Großes Aufsehen hat der Befund erregt, dass sich die verschiedenen Menschenformen miteinander vermischt haben. Wie viel Neandertaler oder Denisova stecken heute noch in uns?

Das ist davon abhängig, aus welchem Teil der Erde man stammt. Wir haben festgestellt, dass ein Prozent der DNA eines Europäers mit der DNA des Neandertalers übereinstimmt. Überraschenderweise liegt die Übereinstimmung beim Ostasiaten mit 1,8% wesentlich höher, obwohl das Besiedlungszentrum des Neandertalers hauptsächlich in Europa lag. Möglicherweise haben sich also Homo sapiens und Neandertaler in Asien häufiger vermischt als in Europa.

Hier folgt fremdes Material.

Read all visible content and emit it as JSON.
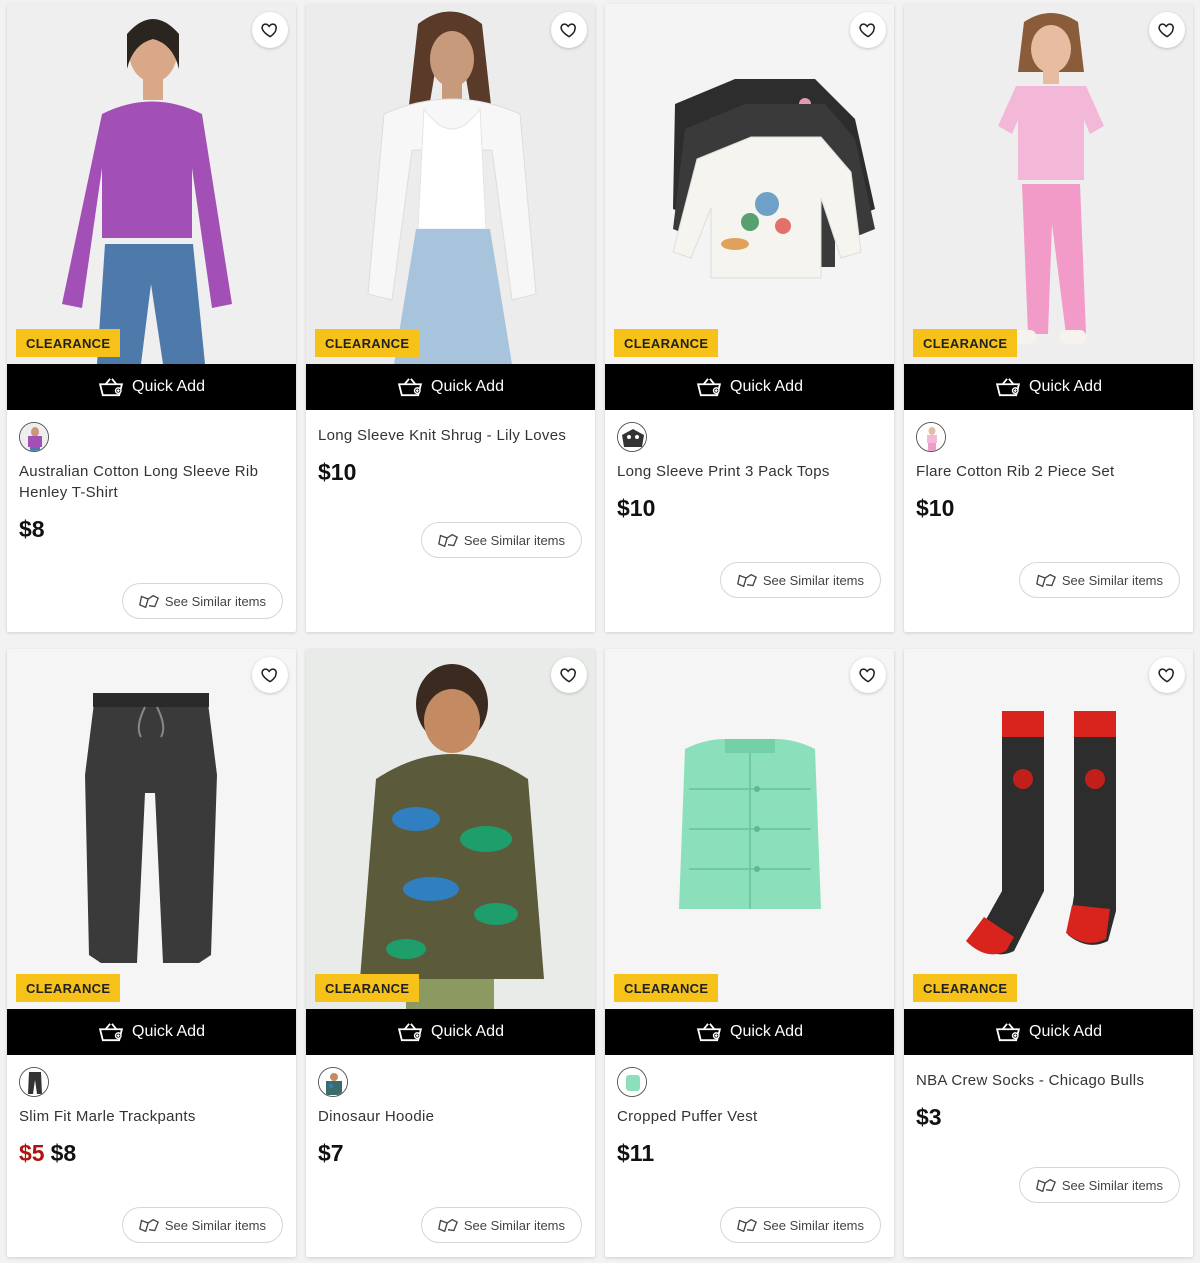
{
  "labels": {
    "badge": "CLEARANCE",
    "quick_add": "Quick Add",
    "see_similar": "See Similar items"
  },
  "colors": {
    "badge": "#f6c21a",
    "sale_price": "#b1140f",
    "quick_add_bar": "#000000"
  },
  "icons": {
    "wishlist": "heart-icon",
    "quick_add": "basket-icon",
    "similar": "similar-items-icon"
  },
  "products": [
    {
      "title": "Australian Cotton Long Sleeve Rib Henley T-Shirt",
      "price": "$8",
      "sale_price": null,
      "has_swatch": true
    },
    {
      "title": "Long Sleeve Knit Shrug - Lily Loves",
      "price": "$10",
      "sale_price": null,
      "has_swatch": false
    },
    {
      "title": "Long Sleeve Print 3 Pack Tops",
      "price": "$10",
      "sale_price": null,
      "has_swatch": true
    },
    {
      "title": "Flare Cotton Rib 2 Piece Set",
      "price": "$10",
      "sale_price": null,
      "has_swatch": true
    },
    {
      "title": "Slim Fit Marle Trackpants",
      "price": "$8",
      "sale_price": "$5",
      "has_swatch": true
    },
    {
      "title": "Dinosaur Hoodie",
      "price": "$7",
      "sale_price": null,
      "has_swatch": true
    },
    {
      "title": "Cropped Puffer Vest",
      "price": "$11",
      "sale_price": null,
      "has_swatch": true
    },
    {
      "title": "NBA Crew Socks - Chicago Bulls",
      "price": "$3",
      "sale_price": null,
      "has_swatch": false
    }
  ]
}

Der Denisova-Mensch dagegen hat seine Spuren nur im Erbgut verschiedener Volksgruppen in Südostasien hinterlassen. So stammen beispielsweise rund 3 Prozent des Genoms von Menschen auf Papua Neuginea oder der Aborigines vom Denisova-Menschen.

Bedeuten diese Zahlen, dass es nur selten zu solchen Vermischungen gekommen ist?

Sie waren sicher die Ausnahme. Es ist aber durchaus möglich, dass der Anteil fremder DNA in unserem Erbgut ursprünglich höher war und dass Teile davon wieder verloren gingen, beispielsweise durch natürliche Selektion.

Haben sich auch Neandertaler und Denisova-Mensch miteinander vermischt?

Das wissen wir noch nicht. Dazu müssen wir auch das Neandertaler-Genom so genau analysieren, wie uns das jetzt im Fall des Denisova-Menschen gelungen ist. 

Wie stark unterscheidet sich der Denisova-Mensch von uns?

Wir haben rund 100.000 Stellen im Genom gefunden, an denen die Mehrheit der lebenden Menschen sich vom Denisova-Mensch unterscheiden. Das ist aber gar nicht so viel, wie es klingt, denn nur 260 davon befinden sich in Regionen, die Information für Proteine liefern. Auffällig ist, dass die Veränderungen verstärkt in Genen stattgefunden haben, die die Entwicklung des Nervensystems, die Funktionsweise des Gehirns sowie die Beschaffenheit von Augen und Haut betreffen.

Ein Beispiel für eine Veränderung von Genbereichen zwischen zwei Arten ist das EVC2-Gen, das beim modernen Menschen, wenn es mutiert, das Ellis-Van-Creveld-Syndrom auslöst – eine seltene Krankheit, bei der die Patienten unter anderem veränderte Zähne besitzen. Ob dies der Grund für eine veränderte Zahnform beim Denisova-Menschen ist, wird erst zukünftige Forschung klären können. Bereiche wie diese werden wir deshalb in Zukunft noch genauer untersuchen.  In jedem Fall können wir durch den Vergleich der Genome sehr viel darüber lernen, was uns von unseren nächsten Verwandten unterscheidet.